We are freed and imprisoned by our thoughts

As mindless eaters, we make poor choices about our eating. We eat inattentively, for the wrong purposes, and lack power and control. We eat in response to sadness or stress. This lack of skill with eating causes imbalances, weight concerns and unhappiness.

Mindful eating is very pleasant. We sit beautifully and eat slowly. We are aware of the people that are sitting around us. We are aware of the food on our plates and enjoy the food in ways that make us feel free and delighted.

When we learn to eat mindfully, we correct the imbalances and learn to make good choices naturally. The new skills allow us to recapture and reclaim the joy of food. When you are so closely in touch with what is going on inside, you know the exact moment you are satisfied rather than stuffing or starving yourself.

When we have a healthy relationship to food we bring more happiness to all aspects of our lives. We create an eating environment free of depriving rules and unrealistic expectations.

Mindful eating involves learning to make choices based on awareness of hunger and satiety cues, identifying personal triggers for mindless eating, such as emotions and social pressures.

Mindful eaters value quality over quantity, appreciate the sensual and nourishing, capacity of food, and feel deep gratitude from the food they eat.

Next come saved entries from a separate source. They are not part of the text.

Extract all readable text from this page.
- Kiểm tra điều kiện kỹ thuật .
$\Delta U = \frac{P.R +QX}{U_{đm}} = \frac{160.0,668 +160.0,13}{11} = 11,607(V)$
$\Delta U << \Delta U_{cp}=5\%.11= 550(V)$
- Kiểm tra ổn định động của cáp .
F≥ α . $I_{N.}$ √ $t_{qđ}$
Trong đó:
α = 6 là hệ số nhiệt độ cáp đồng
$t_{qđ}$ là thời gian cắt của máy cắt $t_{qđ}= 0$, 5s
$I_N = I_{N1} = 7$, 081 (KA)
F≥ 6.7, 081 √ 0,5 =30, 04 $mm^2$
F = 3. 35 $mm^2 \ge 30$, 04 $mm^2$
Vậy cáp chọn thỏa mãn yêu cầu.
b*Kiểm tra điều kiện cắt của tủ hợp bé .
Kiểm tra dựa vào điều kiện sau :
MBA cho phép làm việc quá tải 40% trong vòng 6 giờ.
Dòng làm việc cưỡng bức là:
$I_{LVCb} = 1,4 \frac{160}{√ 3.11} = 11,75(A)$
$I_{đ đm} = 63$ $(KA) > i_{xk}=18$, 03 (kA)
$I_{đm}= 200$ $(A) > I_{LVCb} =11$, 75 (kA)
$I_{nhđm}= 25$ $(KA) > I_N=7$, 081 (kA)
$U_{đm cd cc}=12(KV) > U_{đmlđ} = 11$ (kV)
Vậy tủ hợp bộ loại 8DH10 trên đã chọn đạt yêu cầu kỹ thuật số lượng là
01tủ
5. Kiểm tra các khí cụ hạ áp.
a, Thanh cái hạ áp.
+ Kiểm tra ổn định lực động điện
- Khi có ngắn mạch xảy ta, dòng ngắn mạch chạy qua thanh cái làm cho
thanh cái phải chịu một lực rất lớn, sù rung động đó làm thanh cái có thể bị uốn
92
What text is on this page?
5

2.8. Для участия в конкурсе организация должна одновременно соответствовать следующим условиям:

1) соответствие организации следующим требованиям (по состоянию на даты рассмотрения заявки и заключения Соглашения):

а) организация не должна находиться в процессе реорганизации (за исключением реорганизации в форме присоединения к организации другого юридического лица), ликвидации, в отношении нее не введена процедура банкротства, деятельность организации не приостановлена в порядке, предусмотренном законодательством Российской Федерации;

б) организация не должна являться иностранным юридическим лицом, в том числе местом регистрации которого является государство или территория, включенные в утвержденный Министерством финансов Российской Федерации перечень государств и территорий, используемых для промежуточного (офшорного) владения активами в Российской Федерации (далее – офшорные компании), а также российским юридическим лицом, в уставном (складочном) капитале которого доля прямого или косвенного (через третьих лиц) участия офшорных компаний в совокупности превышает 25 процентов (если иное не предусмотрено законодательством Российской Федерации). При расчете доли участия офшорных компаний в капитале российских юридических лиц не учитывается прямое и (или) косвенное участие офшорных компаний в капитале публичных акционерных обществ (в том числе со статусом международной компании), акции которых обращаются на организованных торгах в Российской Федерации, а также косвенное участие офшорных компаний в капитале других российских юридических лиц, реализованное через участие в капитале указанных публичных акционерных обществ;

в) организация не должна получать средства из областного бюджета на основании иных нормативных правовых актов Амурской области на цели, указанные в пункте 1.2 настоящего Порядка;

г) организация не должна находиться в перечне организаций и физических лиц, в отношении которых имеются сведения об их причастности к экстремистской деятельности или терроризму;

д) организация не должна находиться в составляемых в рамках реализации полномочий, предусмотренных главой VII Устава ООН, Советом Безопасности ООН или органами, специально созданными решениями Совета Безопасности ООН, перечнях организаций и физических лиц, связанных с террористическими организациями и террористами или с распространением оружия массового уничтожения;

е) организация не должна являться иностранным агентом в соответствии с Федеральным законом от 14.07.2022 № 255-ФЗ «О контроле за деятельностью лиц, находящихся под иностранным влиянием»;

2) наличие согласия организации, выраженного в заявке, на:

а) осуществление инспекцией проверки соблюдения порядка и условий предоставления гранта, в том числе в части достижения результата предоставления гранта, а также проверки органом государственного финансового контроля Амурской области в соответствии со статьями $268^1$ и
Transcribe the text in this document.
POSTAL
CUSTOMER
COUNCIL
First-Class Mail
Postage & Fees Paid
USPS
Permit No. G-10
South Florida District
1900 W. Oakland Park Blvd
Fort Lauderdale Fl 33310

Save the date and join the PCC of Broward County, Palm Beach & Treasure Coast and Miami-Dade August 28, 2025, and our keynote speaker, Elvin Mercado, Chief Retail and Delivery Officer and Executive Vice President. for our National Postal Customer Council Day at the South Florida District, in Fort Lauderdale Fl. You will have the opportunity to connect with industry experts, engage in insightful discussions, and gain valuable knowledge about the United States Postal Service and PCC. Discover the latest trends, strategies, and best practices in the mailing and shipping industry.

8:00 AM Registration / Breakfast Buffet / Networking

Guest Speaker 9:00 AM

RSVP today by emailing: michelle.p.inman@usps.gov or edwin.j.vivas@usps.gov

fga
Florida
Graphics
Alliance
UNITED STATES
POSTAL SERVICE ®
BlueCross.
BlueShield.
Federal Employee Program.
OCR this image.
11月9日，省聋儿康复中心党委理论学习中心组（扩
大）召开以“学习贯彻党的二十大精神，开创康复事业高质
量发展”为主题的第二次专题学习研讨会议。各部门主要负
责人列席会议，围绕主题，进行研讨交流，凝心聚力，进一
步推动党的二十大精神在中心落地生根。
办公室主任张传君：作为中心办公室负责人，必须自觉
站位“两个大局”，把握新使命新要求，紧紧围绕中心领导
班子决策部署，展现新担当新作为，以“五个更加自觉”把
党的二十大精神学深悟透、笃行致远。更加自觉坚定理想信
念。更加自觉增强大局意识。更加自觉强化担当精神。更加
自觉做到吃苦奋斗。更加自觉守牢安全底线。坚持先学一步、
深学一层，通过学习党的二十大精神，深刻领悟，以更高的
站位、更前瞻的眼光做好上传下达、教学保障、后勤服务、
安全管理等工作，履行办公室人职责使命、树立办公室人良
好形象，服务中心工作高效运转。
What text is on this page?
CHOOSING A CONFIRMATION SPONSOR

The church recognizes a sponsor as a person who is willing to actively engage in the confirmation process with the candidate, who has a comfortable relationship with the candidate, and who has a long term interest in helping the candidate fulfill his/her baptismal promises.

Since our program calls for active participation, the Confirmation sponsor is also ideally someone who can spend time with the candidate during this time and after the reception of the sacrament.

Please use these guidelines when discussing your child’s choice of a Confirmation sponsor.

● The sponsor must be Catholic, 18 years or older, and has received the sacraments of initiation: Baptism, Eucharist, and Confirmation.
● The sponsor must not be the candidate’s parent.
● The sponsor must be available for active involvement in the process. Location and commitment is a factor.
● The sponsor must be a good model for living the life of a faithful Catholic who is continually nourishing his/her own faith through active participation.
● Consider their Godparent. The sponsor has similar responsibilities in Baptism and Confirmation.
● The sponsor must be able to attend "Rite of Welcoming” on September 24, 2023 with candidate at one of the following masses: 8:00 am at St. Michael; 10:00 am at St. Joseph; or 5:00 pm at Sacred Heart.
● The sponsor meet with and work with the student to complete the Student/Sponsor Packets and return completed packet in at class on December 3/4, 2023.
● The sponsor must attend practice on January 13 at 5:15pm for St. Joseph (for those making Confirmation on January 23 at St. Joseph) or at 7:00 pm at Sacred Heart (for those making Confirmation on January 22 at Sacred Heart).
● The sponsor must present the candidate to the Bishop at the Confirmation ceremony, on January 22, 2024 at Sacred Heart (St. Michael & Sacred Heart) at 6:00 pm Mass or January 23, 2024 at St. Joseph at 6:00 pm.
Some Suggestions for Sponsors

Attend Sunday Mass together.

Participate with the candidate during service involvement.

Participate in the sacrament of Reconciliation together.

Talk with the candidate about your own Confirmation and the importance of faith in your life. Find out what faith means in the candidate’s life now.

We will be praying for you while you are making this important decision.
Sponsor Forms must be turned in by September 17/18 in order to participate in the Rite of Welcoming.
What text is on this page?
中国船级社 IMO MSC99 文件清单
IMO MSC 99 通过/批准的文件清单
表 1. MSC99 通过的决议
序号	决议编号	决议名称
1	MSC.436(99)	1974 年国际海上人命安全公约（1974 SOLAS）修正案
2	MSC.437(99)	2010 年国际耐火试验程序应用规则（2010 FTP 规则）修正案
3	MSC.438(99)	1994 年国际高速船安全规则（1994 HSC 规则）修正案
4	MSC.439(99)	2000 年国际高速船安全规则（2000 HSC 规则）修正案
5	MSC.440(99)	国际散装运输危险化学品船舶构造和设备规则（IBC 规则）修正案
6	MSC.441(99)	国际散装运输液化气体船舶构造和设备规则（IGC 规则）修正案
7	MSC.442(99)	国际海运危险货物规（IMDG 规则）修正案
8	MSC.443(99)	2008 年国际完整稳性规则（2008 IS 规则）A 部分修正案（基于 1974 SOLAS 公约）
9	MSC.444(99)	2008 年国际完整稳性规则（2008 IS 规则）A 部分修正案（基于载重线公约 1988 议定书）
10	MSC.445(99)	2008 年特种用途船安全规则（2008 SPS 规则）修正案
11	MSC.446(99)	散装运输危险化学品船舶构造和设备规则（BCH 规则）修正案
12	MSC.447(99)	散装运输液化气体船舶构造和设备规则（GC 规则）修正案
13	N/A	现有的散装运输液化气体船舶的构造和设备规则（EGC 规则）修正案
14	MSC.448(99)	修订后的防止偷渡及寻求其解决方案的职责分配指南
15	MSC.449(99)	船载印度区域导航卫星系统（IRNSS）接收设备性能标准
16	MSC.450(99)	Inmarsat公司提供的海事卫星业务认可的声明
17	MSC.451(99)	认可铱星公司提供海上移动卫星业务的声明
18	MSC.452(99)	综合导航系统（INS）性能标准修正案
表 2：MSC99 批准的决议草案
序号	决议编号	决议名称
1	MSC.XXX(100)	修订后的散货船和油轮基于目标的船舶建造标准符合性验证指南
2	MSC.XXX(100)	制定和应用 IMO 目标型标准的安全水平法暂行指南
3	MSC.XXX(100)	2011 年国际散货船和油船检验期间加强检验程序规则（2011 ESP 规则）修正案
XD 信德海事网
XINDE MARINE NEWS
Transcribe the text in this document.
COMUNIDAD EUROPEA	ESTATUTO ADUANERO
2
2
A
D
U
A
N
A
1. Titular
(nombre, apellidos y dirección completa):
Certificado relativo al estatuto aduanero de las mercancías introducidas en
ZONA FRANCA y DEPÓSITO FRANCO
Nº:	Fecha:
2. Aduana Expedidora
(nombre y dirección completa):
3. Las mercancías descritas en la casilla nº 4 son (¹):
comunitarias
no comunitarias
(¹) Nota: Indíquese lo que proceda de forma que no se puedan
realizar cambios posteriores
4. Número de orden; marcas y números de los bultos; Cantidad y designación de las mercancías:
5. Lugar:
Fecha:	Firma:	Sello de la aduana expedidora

Mindfulness helps focus our attention and awareness on the present moment, which in turn, helps to disengage from habitual, unsatisfying and bad habits.

The more distractions you have when you’re eating, the less mindful you are of your meal. Keep the television off, your laptop closed and your smartphone in your pocket. Ask yourself, why you are eating? Are you hungry? Are you tired? Are you bored? Mindful eating is about learning HOW and WHY you eat rather than WHAT you eat.

Choose to accept your body and weight as they are at this moment. Accept that your genetic inheritance influences your body shape and weight. Seek acceptance from within yourself as opposed to seeking it from the outside. Reject the cultural and social messages you receive about weight.

Many people see eating as a chore, rather than something to be enjoyed. They wedge meals into their schedules. They are unaware of two important feelings: hunger and fullness. They are unaware that they may be eating for reasons other than hunger.

Take time to notice the way the food looks, smells, and tastes. Focus on food as energy and nutrition for your body. Eat slowly. Don’t eat straight from bags, cartons, or containers. Don’t skip meals. Pause in the middle of a meal to check in with your body and to assess how hungry or full you are. And, for goodness sake, sit down while you eat.